Sans le secours des sondages d’opinion, je ne sais quelle prémonition me fait pourtant admettre en certitude que ces « ringards » constituent la grande majorité de la population de ce pays et qu’il sera de plus en plus difficile de leur faire prendre des vessies pour des lanternes et de leur faire croire que des décadents représentent les progrès de la culture.

C’est un fait qu’à l’heure actuelle la société qu’ils ont connue perd tous ses repères essentiels : l’autorité du père de famille est sérieusement ébranlée ; celle du pédagogue contestée, quelquefois par la violence, et celle de la religion ne permet plus, ou si peu, de connaître les notions du bien et du mal, quand elle ne les inverse pas d’elle-même.

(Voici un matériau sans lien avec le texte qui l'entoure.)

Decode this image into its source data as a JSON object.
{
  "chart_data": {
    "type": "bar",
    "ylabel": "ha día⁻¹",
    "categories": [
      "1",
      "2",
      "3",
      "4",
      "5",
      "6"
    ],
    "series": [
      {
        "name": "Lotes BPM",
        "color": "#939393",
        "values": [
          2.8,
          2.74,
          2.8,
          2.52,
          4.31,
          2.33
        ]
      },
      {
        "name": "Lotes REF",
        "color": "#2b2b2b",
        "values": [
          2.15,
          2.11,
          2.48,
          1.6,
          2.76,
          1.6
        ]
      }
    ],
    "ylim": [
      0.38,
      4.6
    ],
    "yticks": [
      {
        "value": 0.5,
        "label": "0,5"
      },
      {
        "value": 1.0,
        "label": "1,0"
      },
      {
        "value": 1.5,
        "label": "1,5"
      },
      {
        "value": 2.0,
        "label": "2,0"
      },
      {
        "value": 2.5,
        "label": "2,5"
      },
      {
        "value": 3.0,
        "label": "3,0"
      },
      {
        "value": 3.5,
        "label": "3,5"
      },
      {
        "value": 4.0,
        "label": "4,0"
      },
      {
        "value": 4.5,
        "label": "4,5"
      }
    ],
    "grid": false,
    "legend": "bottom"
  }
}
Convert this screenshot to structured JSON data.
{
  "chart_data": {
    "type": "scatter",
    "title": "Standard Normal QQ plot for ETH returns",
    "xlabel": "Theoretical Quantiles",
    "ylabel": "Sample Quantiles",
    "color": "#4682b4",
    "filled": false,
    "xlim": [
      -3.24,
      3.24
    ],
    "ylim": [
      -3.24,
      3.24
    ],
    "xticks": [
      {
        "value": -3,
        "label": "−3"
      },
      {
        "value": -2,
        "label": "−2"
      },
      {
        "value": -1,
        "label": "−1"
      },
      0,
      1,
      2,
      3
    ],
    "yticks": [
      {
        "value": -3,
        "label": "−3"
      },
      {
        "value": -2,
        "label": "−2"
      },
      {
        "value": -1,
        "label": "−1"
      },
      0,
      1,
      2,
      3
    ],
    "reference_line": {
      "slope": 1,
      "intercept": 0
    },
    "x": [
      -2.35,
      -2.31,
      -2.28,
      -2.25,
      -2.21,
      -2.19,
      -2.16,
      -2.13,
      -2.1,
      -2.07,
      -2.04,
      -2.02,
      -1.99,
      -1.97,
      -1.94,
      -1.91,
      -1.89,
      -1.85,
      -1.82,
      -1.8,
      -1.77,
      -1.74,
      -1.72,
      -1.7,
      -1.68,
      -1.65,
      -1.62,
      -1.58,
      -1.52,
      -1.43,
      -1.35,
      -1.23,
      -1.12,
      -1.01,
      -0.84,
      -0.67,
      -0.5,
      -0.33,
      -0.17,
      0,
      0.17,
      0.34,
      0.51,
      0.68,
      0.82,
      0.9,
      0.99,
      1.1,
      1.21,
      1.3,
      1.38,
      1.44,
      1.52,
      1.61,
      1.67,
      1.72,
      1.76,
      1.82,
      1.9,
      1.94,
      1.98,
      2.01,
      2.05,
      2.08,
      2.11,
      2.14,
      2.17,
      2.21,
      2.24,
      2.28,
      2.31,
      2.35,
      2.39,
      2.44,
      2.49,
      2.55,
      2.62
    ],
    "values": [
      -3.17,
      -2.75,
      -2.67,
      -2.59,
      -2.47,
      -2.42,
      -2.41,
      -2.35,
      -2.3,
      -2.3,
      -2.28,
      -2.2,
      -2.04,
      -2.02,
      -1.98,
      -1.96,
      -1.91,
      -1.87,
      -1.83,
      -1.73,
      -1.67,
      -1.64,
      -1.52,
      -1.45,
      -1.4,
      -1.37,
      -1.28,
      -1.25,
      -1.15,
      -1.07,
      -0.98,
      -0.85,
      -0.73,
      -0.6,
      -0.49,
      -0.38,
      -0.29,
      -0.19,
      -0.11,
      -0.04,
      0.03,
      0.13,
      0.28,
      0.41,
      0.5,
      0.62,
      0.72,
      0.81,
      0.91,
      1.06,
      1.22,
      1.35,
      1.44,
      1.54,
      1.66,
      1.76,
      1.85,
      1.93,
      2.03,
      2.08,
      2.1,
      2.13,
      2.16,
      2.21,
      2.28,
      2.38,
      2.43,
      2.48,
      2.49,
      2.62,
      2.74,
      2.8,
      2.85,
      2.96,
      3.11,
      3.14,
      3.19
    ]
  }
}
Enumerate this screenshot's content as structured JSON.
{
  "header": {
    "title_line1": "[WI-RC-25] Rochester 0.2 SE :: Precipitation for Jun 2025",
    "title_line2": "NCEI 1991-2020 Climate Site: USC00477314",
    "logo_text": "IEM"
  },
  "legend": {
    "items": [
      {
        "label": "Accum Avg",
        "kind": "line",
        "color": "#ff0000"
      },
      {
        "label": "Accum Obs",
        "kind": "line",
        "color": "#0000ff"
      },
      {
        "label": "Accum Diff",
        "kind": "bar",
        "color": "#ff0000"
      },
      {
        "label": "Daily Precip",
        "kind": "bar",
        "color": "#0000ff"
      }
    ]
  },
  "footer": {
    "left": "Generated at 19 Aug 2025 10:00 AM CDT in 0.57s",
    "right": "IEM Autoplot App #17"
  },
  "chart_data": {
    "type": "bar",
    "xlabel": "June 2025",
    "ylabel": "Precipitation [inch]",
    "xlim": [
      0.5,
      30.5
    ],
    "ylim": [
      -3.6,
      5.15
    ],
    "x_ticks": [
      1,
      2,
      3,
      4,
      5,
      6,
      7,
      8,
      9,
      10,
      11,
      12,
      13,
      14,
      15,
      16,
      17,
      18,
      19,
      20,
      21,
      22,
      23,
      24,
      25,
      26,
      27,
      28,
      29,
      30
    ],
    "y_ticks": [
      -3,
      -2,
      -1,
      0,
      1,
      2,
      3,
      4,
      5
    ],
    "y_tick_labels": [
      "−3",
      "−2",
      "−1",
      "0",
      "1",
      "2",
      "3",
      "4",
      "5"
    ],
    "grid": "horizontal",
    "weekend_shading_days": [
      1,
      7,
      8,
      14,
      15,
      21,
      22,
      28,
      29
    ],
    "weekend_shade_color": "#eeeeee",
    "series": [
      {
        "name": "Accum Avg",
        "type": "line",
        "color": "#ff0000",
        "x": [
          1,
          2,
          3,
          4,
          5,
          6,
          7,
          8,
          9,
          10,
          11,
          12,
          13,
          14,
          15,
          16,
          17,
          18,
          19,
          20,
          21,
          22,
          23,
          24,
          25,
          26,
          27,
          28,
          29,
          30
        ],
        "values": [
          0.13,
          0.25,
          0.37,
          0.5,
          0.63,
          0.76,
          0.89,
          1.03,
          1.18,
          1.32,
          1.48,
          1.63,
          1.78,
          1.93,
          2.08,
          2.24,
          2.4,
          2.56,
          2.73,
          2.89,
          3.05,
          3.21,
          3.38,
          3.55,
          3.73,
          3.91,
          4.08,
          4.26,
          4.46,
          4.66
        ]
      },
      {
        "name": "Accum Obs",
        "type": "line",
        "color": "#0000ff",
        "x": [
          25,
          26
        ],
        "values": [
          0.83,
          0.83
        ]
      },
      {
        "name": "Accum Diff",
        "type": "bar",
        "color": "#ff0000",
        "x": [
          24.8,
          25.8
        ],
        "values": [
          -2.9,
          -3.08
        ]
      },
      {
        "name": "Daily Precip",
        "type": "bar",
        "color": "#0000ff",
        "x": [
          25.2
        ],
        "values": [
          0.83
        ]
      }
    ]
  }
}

Je lis que Nique Ta Mère – ah ! la belle appellation – appartient à une frange de la musique rap désignée sous le terme générique de « gang-sta » (rap de gangsters).

Les paroles de la chanson qui a provoqué le trouble et qui évoquent la police sont suggestives :

« … Police, véritable gang organisé. Comment peut-on défendre l’État quand on est soi-même en état d’ébriété, souvent même mentalement retardé ? » « J’enc… et je pisse sur la police… Donne-moi des balles pour la police… »

Les journaux sont pleins de l’émotion de ceux qui évoquent Baudelaire, de ceux qui défendent les « programmes culturels », de ceux qui dénoncent les atteintes à la liberté d’expression et à l’intolérance.

Tandis que la Ligue des droits de l’homme affirme sa solidarité, ce concert d’indignations et de protestations fait naître en moi un sentiment de culpabilité ; j’ai un peu honte de me sentir seul à penser à une pauvre jeune femme du nom de Sandrine, policier de son état, qui, il y a quelques jours, a été volée, tailladée au cutter et violée cinq fois dans une rame de RER, en plein après-midi.

Oui, je me sens « ringard » de penser qu’entre cette chanson et ce viol, il puisse y avoir le moindre lien.